By Michael J. McAfee
By the early summer of 1863, most of the unusually dressed soldiers in the Army of the Potomac had been fairly well shaken out in the throes of hard combat. Gone were the Bersaglieri uniforms of the 39th New York, the sky blue jackets of the 62nd Pennsylvania and the lances of the 6th Pennsylvania Cavalry. Some regiments and brigades, however, retained their original distinctive dress or adornments as the army marched north to their fateful encounter at Gettysburg.
The first Yankees to draw conspicuous attention to themselves by their appearance in battle were probably the men of the famed Iron Brigade. They had continued to wear the black felt 1858 uniform or Hardee hats from earlier service. Now, wearing their battered and almost unrecognizable dress headgear, these men of the First Corps alerted the Confederates that the Army of the Potomac was on the field, eliciting cries from the enemy line, “Here are those damned black-hat fellers again…”
As the first day’s battle progressed, the 84th New York Infantry, or as they preferred to be known, the 14th New York State Militia, fought at the Railroad Cut along with the men of the Iron Brigade. They wore a later version of their quasi-chasseur militia uniform, featuring blue cut-away jackets and red trousers. As their regimental historian noted, the men of the 14th vowed to fight in their red pants.
On the second day at Gettysburg, the Pennsylvania Bucktail Brigade performed noble service, their forage caps adorned with deer tails or fur—small distinctive notes added to their standard federal uniforms, but highly important for their esprit de corps. Another equally important small detail was an orange ribbon worn on the coats of men of the 124th New York, also known as the “Orange Blossoms.” In their gallant defense of Devil’s Den that afternoon, the 124th lost its colonel and major, as well as dozens of other officers and men. Soon, the sky blue “Turco” uniforms of the 146th New York materialized on nearby Little Round Top, as men of the Fifth Corps repulsed the Confederate attempt to flank the Union Army. Meanwhile, the blue and red full Zouave uniforms of the 114th Pennsylvania littered the fields around the Peach Orchard.
On the third day, one wonders if any of the men of the 72nd Pennsylvania retained their zouave jackets, as seen in their regimental monument at the high water mark of Pickett’s Charge. Similarly, did any of Berdan’s Sharpshooters retain elements of the rifle green uniforms or were any men of the 10th New York Infantry still in partial Zouave dress?
We do not have the answers. But what we do know is that the soldiers of several Union regiments and brigades felt the power of distinctive dress at Gettysburg.

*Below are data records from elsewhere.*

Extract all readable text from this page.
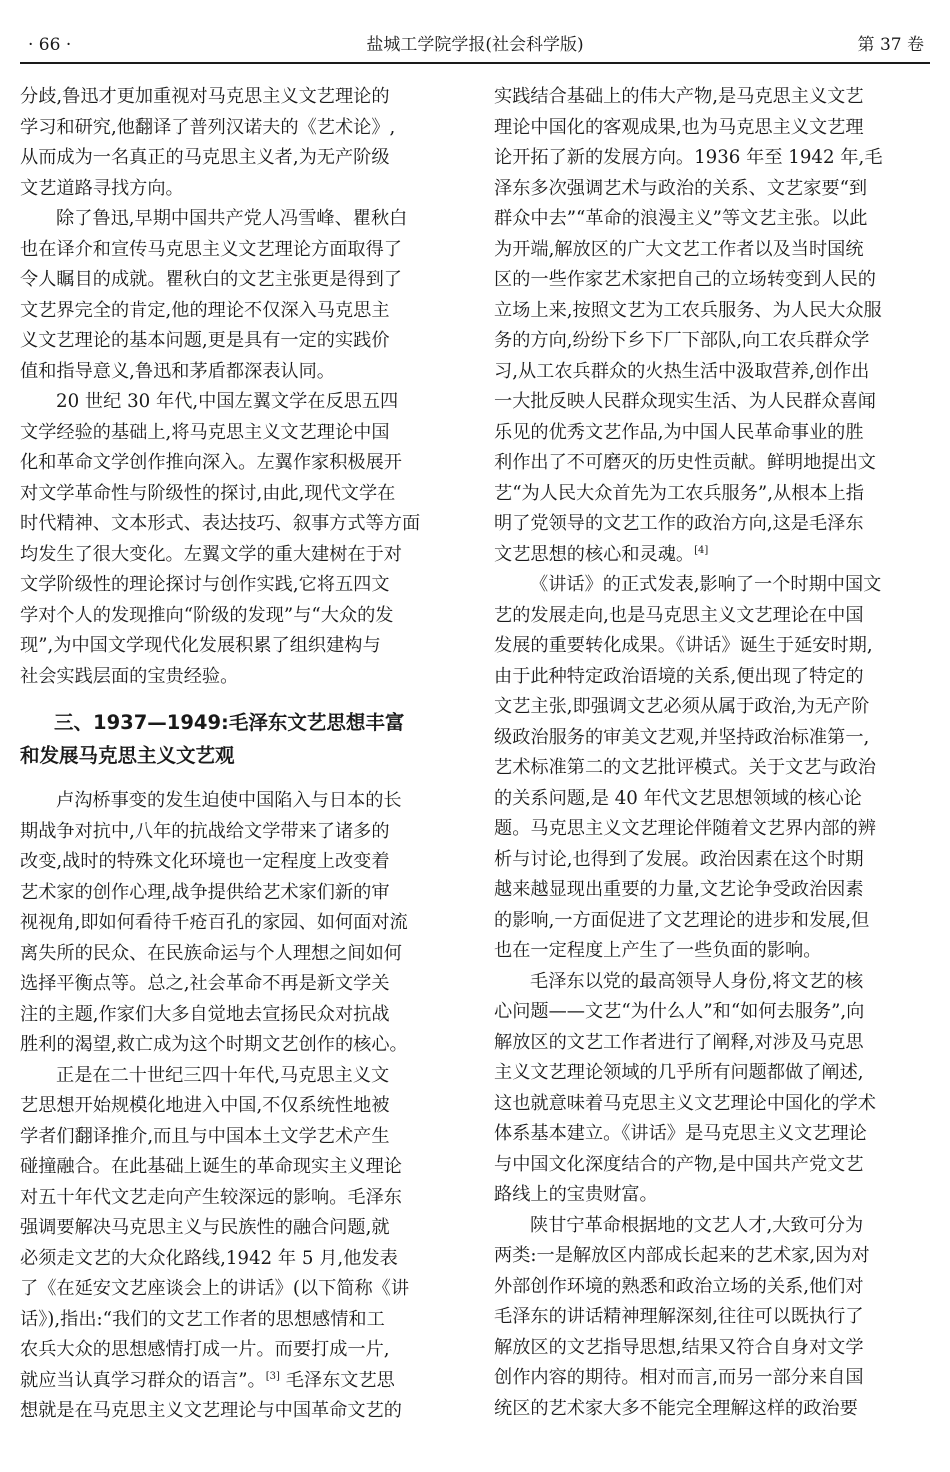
· 66 ·	盐城工学院学报(社会科学版)	第 37 卷
分歧,鲁迅才更加重视对马克思主义文艺理论的
学习和研究,他翻译了普列汉诺夫的《艺术论》,
从而成为一名真正的马克思主义者,为无产阶级
文艺道路寻找方向。
除了鲁迅,早期中国共产党人冯雪峰、瞿秋白
也在译介和宣传马克思主义文艺理论方面取得了
令人瞩目的成就。瞿秋白的文艺主张更是得到了
文艺界完全的肯定,他的理论不仅深入马克思主
义文艺理论的基本问题,更是具有一定的实践价
值和指导意义,鲁迅和茅盾都深表认同。
20 世纪 30 年代,中国左翼文学在反思五四
文学经验的基础上,将马克思主义文艺理论中国
化和革命文学创作推向深入。左翼作家积极展开
对文学革命性与阶级性的探讨,由此,现代文学在
时代精神、文本形式、表达技巧、叙事方式等方面
均发生了很大变化。左翼文学的重大建树在于对
文学阶级性的理论探讨与创作实践,它将五四文
学对个人的发现推向“阶级的发现”与“大众的发
现”,为中国文学现代化发展积累了组织建构与
社会实践层面的宝贵经验。
三、1937—1949:毛泽东文艺思想丰富
和发展马克思主义文艺观
卢沟桥事变的发生迫使中国陷入与日本的长
期战争对抗中,八年的抗战给文学带来了诸多的
改变,战时的特殊文化环境也一定程度上改变着
艺术家的创作心理,战争提供给艺术家们新的审
视视角,即如何看待千疮百孔的家园、如何面对流
离失所的民众、在民族命运与个人理想之间如何
选择平衡点等。总之,社会革命不再是新文学关
注的主题,作家们大多自觉地去宣扬民众对抗战
胜利的渴望,救亡成为这个时期文艺创作的核心。
正是在二十世纪三四十年代,马克思主义文
艺思想开始规模化地进入中国,不仅系统性地被
学者们翻译推介,而且与中国本土文学艺术产生
碰撞融合。在此基础上诞生的革命现实主义理论
对五十年代文艺走向产生较深远的影响。毛泽东
强调要解决马克思主义与民族性的融合问题,就
必须走文艺的大众化路线,1942 年 5 月,他发表
了《在延安文艺座谈会上的讲话》(以下简称《讲
话》),指出:“我们的文艺工作者的思想感情和工
农兵大众的思想感情打成一片。而要打成一片,
就应当认真学习群众的语言”。[3] 毛泽东文艺思
想就是在马克思主义文艺理论与中国革命文艺的
实践结合基础上的伟大产物,是马克思主义文艺
理论中国化的客观成果,也为马克思主义文艺理
论开拓了新的发展方向。1936 年至 1942 年,毛
泽东多次强调艺术与政治的关系、文艺家要“到
群众中去”“革命的浪漫主义”等文艺主张。以此
为开端,解放区的广大文艺工作者以及当时国统
区的一些作家艺术家把自己的立场转变到人民的
立场上来,按照文艺为工农兵服务、为人民大众服
务的方向,纷纷下乡下厂下部队,向工农兵群众学
习,从工农兵群众的火热生活中汲取营养,创作出
一大批反映人民群众现实生活、为人民群众喜闻
乐见的优秀文艺作品,为中国人民革命事业的胜
利作出了不可磨灭的历史性贡献。鲜明地提出文
艺“为人民大众首先为工农兵服务”,从根本上指
明了党领导的文艺工作的政治方向,这是毛泽东
文艺思想的核心和灵魂。[4]
《讲话》的正式发表,影响了一个时期中国文
艺的发展走向,也是马克思主义文艺理论在中国
发展的重要转化成果。《讲话》诞生于延安时期,
由于此种特定政治语境的关系,便出现了特定的
文艺主张,即强调文艺必须从属于政治,为无产阶
级政治服务的审美文艺观,并坚持政治标准第一,
艺术标准第二的文艺批评模式。关于文艺与政治
的关系问题,是 40 年代文艺思想领域的核心论
题。马克思主义文艺理论伴随着文艺界内部的辨
析与讨论,也得到了发展。政治因素在这个时期
越来越显现出重要的力量,文艺论争受政治因素
的影响,一方面促进了文艺理论的进步和发展,但
也在一定程度上产生了一些负面的影响。
毛泽东以党的最高领导人身份,将文艺的核
心问题——文艺“为什么人”和“如何去服务”,向
解放区的文艺工作者进行了阐释,对涉及马克思
主义文艺理论领域的几乎所有问题都做了阐述,
这也就意味着马克思主义文艺理论中国化的学术
体系基本建立。《讲话》是马克思主义文艺理论
与中国文化深度结合的产物,是中国共产党文艺
路线上的宝贵财富。
陕甘宁革命根据地的文艺人才,大致可分为
两类:一是解放区内部成长起来的艺术家,因为对
外部创作环境的熟悉和政治立场的关系,他们对
毛泽东的讲话精神理解深刻,往往可以既执行了
解放区的文艺指导思想,结果又符合自身对文学
创作内容的期待。相对而言,而另一部分来自国
统区的艺术家大多不能完全理解这样的政治要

Alfred H. Palmer of the 146th New York Infantry dressed in his sky blue “Turco” uniform. Turcos were native North African soldiers in the French Colonial Forces, who were given light blue zouave uniforms to distinguish them from French soldiers dressed in blue and red zouave uniforms.
Moses P. Ross of the 124th New York Infantry was with the regimental staff on July 2 as his comrades held off Confederates at Devil’s Den. His piece of orange ribbon is attached to the second button from the top of his sack coat, which also bears the chevrons of a chief or principal musician.
Elisha A. Dean of the Iron Brigade’s 7th Wisconsin Infantry served his entire four-year enlistment as a private without major incident. Here, his “black hat” rests beside him with First Corps badge and numeral 7.
Capt. Francis Fix of the 114th Pennsylvania Infantry, or “Collis’ Zouaves,” suffered a wound in the fight at the Peach Orchard on July 2. His red cap bears the numeral 114 in a wreath and his trousers were likely red like those of his men.
MI Senior Editor Michael J. McAfee is a curator at the West Point Museum at the United States Military Academy, and author of numerous books. He has curated major museum exhibitions, and has contributed images and authoritative knowledge to other volumes and projects. The images reproduced here are from his collection.